Although polls leading up to the election assured us an Obama victory, few of us could release the breath we’d been holding for months until the incredible results began flowing in.
Obama’s win is the crest of a wave that has been building for a year and a half across the country. The surge in enthusiasm for politics and a politician will subside as the cold realities of our economic downturn and the limits of what one administration can do settle in. However, this democratic surge should not conceal the underlying changes in the American electorate that allowed Obama to gain the White House.
Youth To Power
Over half of registered young voters cast their ballot, nearing the historic record of 55% set in 1972.
Who did they vote for? Voters under 30 picked Barack Obama over John McCain by a 2-1 margin. There has never been such a dramatic difference between the preferences of older voters and younger voters since such things were recorded.

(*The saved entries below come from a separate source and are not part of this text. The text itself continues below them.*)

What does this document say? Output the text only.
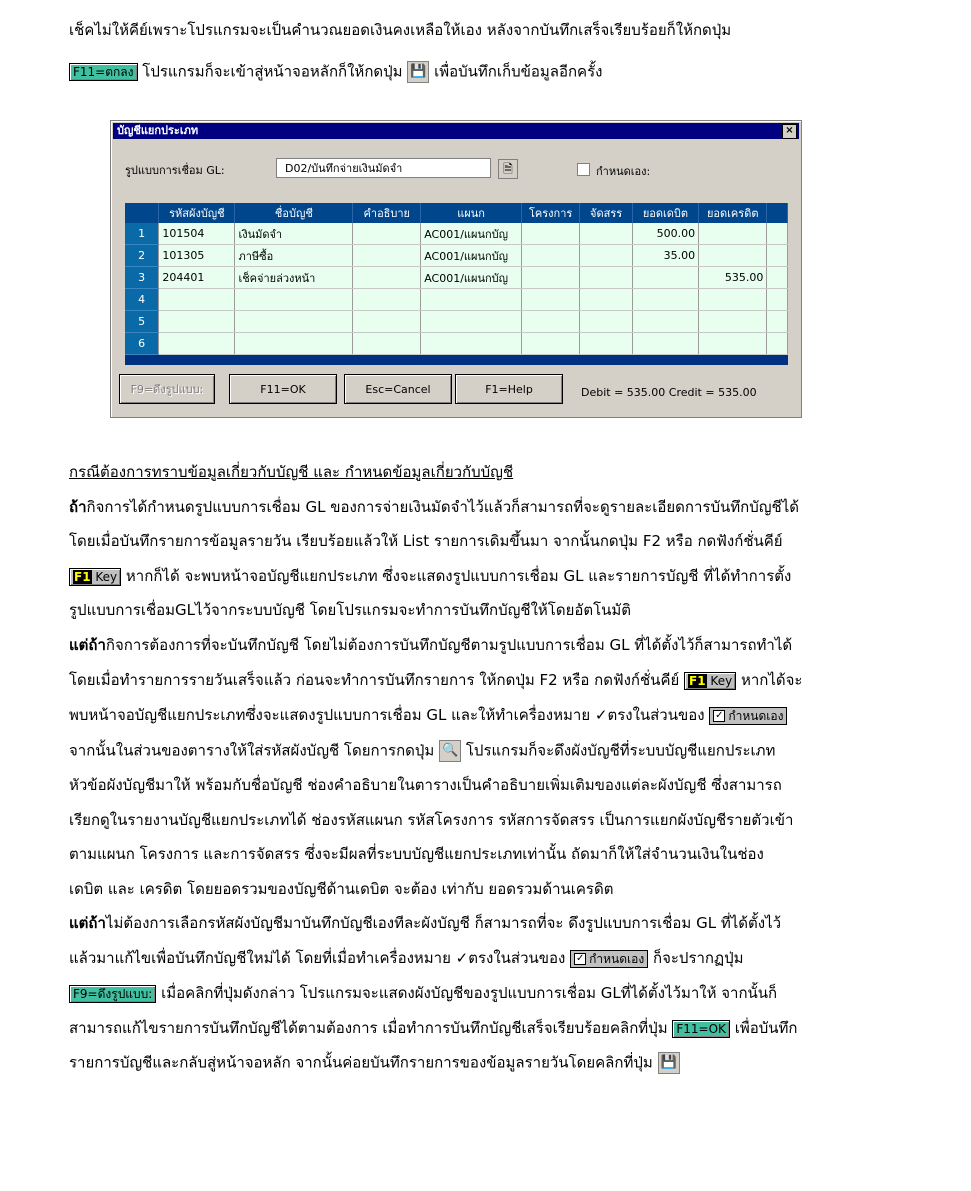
เช็คไม่ให้คีย์เพราะโปรแกรมจะเป็นคำนวณยอดเงินคงเหลือให้เอง หลังจากบันทึกเสร็จเรียบร้อยก็ให้กดปุ่ม
F11=ตกลง โปรแกรมก็จะเข้าสู่หน้าจอหลักก็ให้กดปุ่ม 💾 เพื่อบันทึกเก็บข้อมูลอีกครั้ง
บัญชีแยกประเภท	×
รูปแบบการเชื่อม GL:	D02/บันทึกจ่ายเงินมัดจำ	🗎	กำหนดเอง:
	รหัสผังบัญชี	ชื่อบัญชี	คำอธิบาย	แผนก	โครงการ	จัดสรร	ยอดเดบิต	ยอดเครดิต	
1	101504	เงินมัดจำ		AC001/แผนกบัญ			500.00		
2	101305	ภาษีซื้อ		AC001/แผนกบัญ			35.00		
3	204401	เช็คจ่ายล่วงหน้า		AC001/แผนกบัญ				535.00	
4									
5									
6									
F9=ดึงรูปแบบ:	F11=OK	Esc=Cancel	F1=Help	Debit = 535.00 Credit = 535.00
กรณีต้องการทราบข้อมูลเกี่ยวกับบัญชี และ กำหนดข้อมูลเกี่ยวกับบัญชี
ถ้ากิจการได้กำหนดรูปแบบการเชื่อม GL ของการจ่ายเงินมัดจำไว้แล้วก็สามารถที่จะดูรายละเอียดการบันทึกบัญชีได้
โดยเมื่อบันทึกรายการข้อมูลรายวัน เรียบร้อยแล้วให้ List รายการเดิมขึ้นมา จากนั้นกดปุ่ม F2 หรือ กดฟังก์ชั่นคีย์
F1 Key หากก็ได้ จะพบหน้าจอบัญชีแยกประเภท ซึ่งจะแสดงรูปแบบการเชื่อม GL และรายการบัญชี ที่ได้ทำการตั้ง
รูปแบบการเชื่อมGLไว้จากระบบบัญชี โดยโปรแกรมจะทำการบันทึกบัญชีให้โดยอัตโนมัติ
แต่ถ้ากิจการต้องการที่จะบันทึกบัญชี โดยไม่ต้องการบันทึกบัญชีตามรูปแบบการเชื่อม GL ที่ได้ตั้งไว้ก็สามารถทำได้
โดยเมื่อทำรายการรายวันเสร็จแล้ว ก่อนจะทำการบันทึกรายการ ให้กดปุ่ม F2 หรือ กดฟังก์ชั่นคีย์ F1 Key หากได้จะ
พบหน้าจอบัญชีแยกประเภทซึ่งจะแสดงรูปแบบการเชื่อม GL และให้ทำเครื่องหมาย ✓ตรงในส่วนของ ✓ กำหนดเอง
จากนั้นในส่วนของตารางให้ใส่รหัสผังบัญชี โดยการกดปุ่ม 🔍 โปรแกรมก็จะดึงผังบัญชีที่ระบบบัญชีแยกประเภท
หัวข้อผังบัญชีมาให้ พร้อมกับชื่อบัญชี ช่องคำอธิบายในตารางเป็นคำอธิบายเพิ่มเติมของแต่ละผังบัญชี ซึ่งสามารถ
เรียกดูในรายงานบัญชีแยกประเภทได้ ช่องรหัสแผนก รหัสโครงการ รหัสการจัดสรร เป็นการแยกผังบัญชีรายตัวเข้า
ตามแผนก โครงการ และการจัดสรร ซึ่งจะมีผลที่ระบบบัญชีแยกประเภทเท่านั้น ถัดมาก็ให้ใส่จำนวนเงินในช่อง
เดบิต และ เครดิต โดยยอดรวมของบัญชีด้านเดบิต จะต้อง เท่ากับ ยอดรวมด้านเครดิต
แต่ถ้าไม่ต้องการเลือกรหัสผังบัญชีมาบันทึกบัญชีเองทีละผังบัญชี ก็สามารถที่จะ ดึงรูปแบบการเชื่อม GL ที่ได้ตั้งไว้
แล้วมาแก้ไขเพื่อบันทึกบัญชีใหม่ได้ โดยที่เมื่อทำเครื่องหมาย ✓ตรงในส่วนของ ✓ กำหนดเอง ก็จะปรากฏปุ่ม
F9=ดึงรูปแบบ: เมื่อคลิกที่ปุ่มดังกล่าว โปรแกรมจะแสดงผังบัญชีของรูปแบบการเชื่อม GLที่ได้ตั้งไว้มาให้ จากนั้นก็
สามารถแก้ไขรายการบันทึกบัญชีได้ตามต้องการ เมื่อทำการบันทึกบัญชีเสร็จเรียบร้อยคลิกที่ปุ่ม F11=OK เพื่อบันทึก
รายการบัญชีและกลับสู่หน้าจอหลัก จากนั้นค่อยบันทึกรายการของข้อมูลรายวันโดยคลิกที่ปุ่ม 💾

There are some other great stats on youth turnout here, but one that caught my eye was that young voters in states with a high campaign presence turned out at a higher rate than voters who lived in "battleground" states that weren’t targeted. This means that when you reach out to young voters, they respond. Obama’s campaign had an unprecedented level of direct contact with young voters through their registration efforts, email and text message communication, and the traditional calls and knocks.
And guess what? Voting’s a habit, and there’s no better predictor of future voting than voting in the previous election. Republicans, welcome to the new America.
A Voice For Cities
While Americans continue to collect in dense urban and suburban areas, fleeing collapsed rural economies to centers of new technology and growth, America’s presidency has not paralleled this shift.
Campaigns at the national level continue to act as though there is a balance between urban and rural populations, and that suburbs consist of 1950’s style white picket fences and apple pies on the windowsill. In reality, nearly 80% of Americans live in or very near an urban area.
Presidents W. Bush and Clinton embraced their small town rural roots, no matter how tenuous, playing them to their advantage. In Clinton’s case, his smooth drawl was a powerful weapon compared to George Senior’s patrician New England nasal twang.
But Barack Obama will be a voice for cities. Although raised in Hawaii, he found a home in Chicago and New York’s jam-packed neighborhood furnaces that meld diverse cultures; the so-called "melting pot." Barack Obama has taken subways in Manhattan, stood frozen on Chicago’s South Side El platforms, and no doubt knows the pain of cabs passing him by due to the color of his skin.
With less than 2% of Americans employed in the rural agricultural economy, it’s important for our President to understand the source of jobs and wealth: our cities. Without investment in infrastructure, from roads and trains to high speed internet, our economy can not grow. We’ve seen the effects of an administration that refuses to invest in our country over the last eight years- jobs bleeding overseas, the disintegration of urban infrastructure, and the plummeting quality of education and health care.
World Class Education
Obama broke down the doors of institutions that long served merely as conduits of power from one generation of the privileged class to the next. George W. Bush was one of those "legacy" students, using his family’s name and fortune to secure a spot among the mediocre elite. He has now secured a different legacy for himself in history, of which the pithy "Worst President Ever" provides an efficient summary.
Our next president will understand that education is a tool to achieve success, not just a sign of success. This understanding will shape policy that directs more resources into the struggling communities that need it, not the affluent schools that succeed already.
Our nation is doomed to fail if we do not make the fundamentals of success available to all Americans- solid education, guaranteed health care, legal equality for all, and a sound structure for business both big and small.
I do not expect Barack Obama to fundamentally change the country or the world in his time as President- that’s up to us. But I do expect that he will provide the strategic nudges in every policy area that will allow this country to head back towards the path that we’ve always hoped, always dreamed, that it was on.